I also wanted to give a big thanks to my closest friends that made my first New Years bash a fun and festive event. Not all of my good friends could make it unfortunately, but our thoughts were with them nonetheless. Thanks to Linda, Tim, Rich & Jill & the kids Emily and Josh, Michelle, Toni, Liz & son Alex, Steve, Sue and Joe for choosing to spend their New Years with me. Special honorary mention goes out to Steve's wife Sue, who sacrificed her night to watch the kiddies so that Steve may join us. Despite having three kids in my incredibly un-kid-friendly apartment, injuries were minimal, structural damage was much less than anticipated and noise levels were.... well, OK, it was damned noisy. But having learned from previous New Years parties that it is wise to hold back on the noisemakers until the last minute when kids are involved, we were able to avoid having the neighbors call the police. The new 67" TV accommodated everyone well, although Regis's huge-honkin head is even scarier in wide screen, especially when attempting to sing. Almost everyone managed to leave something at my place interestingly enough, regardless of their state of intoxication. Sadly, undergarments were not among the items left behind. And if there's one thing we all learned that night, one thing that we could take home with us, it was the knowledge that Peter Gabriel has finally gone of the deep end.
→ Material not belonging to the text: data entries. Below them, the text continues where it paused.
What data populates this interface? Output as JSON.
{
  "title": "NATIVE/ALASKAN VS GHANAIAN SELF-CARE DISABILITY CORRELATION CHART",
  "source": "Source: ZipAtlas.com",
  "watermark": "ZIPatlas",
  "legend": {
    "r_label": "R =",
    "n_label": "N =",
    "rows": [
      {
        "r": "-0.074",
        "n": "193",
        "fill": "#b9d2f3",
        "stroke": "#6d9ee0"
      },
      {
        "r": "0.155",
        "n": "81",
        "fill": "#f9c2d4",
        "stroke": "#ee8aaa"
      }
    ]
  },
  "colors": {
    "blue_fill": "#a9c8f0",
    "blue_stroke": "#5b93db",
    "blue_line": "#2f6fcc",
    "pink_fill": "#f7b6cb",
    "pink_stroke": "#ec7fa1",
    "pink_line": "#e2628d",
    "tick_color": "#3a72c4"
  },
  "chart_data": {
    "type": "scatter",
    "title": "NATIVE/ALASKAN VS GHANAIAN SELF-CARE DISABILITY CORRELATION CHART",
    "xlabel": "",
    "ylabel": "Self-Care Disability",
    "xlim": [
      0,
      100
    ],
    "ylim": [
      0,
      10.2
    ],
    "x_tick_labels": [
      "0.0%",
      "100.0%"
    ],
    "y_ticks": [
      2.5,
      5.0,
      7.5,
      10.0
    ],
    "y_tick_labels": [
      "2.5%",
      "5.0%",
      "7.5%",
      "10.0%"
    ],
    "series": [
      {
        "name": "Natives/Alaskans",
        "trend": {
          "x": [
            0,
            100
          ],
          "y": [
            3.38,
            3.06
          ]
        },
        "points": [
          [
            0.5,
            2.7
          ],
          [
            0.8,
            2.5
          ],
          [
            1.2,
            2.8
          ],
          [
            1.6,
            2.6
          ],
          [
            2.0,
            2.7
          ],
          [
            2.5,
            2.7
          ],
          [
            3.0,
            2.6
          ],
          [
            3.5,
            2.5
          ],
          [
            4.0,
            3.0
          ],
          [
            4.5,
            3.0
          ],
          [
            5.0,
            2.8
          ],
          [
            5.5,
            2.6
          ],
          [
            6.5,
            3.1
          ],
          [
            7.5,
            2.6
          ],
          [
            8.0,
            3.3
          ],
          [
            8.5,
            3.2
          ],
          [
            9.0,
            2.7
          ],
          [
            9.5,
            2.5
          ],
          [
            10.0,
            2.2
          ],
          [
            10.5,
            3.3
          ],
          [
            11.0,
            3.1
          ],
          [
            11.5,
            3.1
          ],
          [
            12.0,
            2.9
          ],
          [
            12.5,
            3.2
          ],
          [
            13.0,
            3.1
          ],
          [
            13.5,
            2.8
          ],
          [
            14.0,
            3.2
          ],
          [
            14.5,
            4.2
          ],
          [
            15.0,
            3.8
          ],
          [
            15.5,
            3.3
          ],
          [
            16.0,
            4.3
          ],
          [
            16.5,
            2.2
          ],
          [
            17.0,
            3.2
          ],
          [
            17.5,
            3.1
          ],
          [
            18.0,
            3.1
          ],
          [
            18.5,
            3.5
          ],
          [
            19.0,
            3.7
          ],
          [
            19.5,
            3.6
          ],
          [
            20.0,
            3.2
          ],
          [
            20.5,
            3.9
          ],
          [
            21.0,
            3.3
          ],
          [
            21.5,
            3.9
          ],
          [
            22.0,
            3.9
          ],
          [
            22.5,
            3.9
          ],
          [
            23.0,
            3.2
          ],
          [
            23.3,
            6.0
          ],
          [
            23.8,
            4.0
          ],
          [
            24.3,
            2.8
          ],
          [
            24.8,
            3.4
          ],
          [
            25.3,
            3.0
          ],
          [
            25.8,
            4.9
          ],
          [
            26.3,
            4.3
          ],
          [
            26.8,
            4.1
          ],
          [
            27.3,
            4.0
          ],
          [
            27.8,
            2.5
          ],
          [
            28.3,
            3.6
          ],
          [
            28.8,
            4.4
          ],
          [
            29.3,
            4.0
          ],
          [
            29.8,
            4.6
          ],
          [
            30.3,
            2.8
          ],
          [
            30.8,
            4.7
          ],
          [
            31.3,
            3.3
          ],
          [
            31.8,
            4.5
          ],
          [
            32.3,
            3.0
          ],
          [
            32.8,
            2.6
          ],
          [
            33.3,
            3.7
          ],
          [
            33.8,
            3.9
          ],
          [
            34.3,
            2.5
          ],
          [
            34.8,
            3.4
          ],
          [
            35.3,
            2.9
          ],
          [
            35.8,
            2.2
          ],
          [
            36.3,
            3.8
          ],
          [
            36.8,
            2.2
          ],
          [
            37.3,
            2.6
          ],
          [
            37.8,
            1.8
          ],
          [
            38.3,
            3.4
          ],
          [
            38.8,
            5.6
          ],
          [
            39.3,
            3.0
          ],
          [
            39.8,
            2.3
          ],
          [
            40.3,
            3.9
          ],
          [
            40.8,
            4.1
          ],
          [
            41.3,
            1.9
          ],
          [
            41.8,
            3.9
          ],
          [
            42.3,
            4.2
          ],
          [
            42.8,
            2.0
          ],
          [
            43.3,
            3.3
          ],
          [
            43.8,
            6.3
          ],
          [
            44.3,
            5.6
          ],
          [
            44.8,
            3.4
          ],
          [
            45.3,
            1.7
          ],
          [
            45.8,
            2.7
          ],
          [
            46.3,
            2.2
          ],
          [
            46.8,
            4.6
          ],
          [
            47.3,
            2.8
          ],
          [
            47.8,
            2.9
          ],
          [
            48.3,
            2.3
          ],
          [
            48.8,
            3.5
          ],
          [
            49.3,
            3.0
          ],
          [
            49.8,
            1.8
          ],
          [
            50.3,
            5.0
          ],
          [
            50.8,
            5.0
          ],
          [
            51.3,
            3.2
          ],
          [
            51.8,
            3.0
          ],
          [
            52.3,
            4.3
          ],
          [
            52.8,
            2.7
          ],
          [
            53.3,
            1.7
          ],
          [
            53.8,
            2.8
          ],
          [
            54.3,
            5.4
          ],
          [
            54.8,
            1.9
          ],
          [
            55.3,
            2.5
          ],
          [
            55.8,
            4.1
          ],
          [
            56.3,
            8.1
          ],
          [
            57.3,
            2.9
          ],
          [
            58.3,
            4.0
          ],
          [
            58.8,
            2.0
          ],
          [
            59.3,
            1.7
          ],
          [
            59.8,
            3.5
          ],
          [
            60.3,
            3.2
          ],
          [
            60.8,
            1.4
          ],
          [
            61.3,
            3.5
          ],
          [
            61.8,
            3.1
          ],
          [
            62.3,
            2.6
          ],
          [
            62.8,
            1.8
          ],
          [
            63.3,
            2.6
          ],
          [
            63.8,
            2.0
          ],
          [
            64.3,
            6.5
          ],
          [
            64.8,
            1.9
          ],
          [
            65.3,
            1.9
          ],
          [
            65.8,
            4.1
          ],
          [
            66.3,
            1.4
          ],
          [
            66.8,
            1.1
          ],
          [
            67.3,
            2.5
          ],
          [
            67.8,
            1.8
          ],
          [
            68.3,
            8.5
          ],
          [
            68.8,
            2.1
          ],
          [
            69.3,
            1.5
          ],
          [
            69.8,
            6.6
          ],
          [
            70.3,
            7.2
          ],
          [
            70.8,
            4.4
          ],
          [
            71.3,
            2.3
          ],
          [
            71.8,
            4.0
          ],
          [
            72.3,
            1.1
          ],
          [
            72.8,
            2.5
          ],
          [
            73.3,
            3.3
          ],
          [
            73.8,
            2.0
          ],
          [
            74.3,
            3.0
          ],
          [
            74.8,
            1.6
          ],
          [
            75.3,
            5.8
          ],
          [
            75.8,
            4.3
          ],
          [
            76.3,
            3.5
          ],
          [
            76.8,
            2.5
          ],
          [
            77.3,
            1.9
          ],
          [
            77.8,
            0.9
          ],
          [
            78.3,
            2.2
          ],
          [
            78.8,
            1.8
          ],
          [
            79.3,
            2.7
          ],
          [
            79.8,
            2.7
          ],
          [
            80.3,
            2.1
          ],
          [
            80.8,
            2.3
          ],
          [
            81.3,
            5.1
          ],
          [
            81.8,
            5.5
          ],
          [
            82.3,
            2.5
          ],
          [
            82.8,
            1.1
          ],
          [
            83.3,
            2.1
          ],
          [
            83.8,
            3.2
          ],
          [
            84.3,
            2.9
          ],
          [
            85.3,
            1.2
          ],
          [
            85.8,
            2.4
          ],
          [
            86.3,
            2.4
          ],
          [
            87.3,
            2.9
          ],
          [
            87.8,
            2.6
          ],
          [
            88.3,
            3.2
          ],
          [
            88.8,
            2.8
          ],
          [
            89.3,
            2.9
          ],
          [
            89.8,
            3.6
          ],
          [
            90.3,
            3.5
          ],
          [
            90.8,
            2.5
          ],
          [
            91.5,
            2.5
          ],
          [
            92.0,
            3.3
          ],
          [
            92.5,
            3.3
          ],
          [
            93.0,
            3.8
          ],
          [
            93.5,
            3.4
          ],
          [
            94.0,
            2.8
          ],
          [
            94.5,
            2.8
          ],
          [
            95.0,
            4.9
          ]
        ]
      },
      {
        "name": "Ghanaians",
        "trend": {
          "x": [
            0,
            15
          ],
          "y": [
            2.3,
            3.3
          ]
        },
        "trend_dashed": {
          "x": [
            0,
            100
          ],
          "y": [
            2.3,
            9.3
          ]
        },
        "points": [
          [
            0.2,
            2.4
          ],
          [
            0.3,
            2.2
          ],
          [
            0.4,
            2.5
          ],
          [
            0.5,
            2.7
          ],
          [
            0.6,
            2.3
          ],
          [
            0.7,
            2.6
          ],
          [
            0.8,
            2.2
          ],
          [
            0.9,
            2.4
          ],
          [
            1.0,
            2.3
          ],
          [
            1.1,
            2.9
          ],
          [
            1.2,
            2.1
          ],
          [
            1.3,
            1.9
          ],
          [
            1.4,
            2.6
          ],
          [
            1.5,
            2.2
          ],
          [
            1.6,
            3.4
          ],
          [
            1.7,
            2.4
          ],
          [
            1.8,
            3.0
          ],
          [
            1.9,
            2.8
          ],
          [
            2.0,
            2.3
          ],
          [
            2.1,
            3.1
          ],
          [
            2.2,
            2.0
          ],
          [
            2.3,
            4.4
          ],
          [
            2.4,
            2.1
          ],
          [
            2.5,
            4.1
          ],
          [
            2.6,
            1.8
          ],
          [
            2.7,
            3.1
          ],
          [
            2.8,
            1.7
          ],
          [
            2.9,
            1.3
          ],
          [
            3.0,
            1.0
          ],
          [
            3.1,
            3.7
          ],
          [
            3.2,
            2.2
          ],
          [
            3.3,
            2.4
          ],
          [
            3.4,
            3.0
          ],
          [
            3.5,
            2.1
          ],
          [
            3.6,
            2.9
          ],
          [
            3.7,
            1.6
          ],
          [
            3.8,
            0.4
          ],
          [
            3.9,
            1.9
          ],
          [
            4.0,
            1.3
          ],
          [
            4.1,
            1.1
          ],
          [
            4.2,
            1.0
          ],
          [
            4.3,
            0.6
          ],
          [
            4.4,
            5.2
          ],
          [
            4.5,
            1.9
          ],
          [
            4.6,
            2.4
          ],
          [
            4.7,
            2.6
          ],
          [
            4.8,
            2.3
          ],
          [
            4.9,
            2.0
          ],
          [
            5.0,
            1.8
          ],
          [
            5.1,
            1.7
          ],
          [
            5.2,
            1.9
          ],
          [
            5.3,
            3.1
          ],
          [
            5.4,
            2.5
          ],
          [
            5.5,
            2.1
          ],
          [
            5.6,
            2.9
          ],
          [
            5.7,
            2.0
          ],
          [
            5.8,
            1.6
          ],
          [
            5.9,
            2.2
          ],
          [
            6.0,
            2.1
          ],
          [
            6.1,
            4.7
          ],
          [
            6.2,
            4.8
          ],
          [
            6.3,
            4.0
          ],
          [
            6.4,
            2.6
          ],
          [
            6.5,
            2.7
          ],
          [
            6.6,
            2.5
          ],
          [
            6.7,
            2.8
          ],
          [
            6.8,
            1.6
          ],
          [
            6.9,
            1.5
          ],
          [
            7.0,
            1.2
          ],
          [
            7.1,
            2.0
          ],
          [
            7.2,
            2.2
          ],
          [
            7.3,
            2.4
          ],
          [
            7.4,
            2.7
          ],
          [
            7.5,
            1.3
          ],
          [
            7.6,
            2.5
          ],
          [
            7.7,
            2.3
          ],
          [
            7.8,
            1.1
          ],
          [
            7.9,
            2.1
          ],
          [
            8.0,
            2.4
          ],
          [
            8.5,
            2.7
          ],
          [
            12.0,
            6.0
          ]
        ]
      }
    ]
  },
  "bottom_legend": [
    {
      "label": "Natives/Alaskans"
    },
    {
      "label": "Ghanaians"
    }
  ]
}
One last note: The Paulanoma blog now has a confirmed 8 total readership, with an estimated 10! These numbers are indeed staggering, and increasing every year! I hope to hit a cool dozen by the end of the decade. Until then, keep warm, keep cool, and have a very wondrous and exciting new year!

(Addendum: Does anyone else find it ironic that the Spellcheck on a BLOG-specific website does not recognize the word 'blog'??)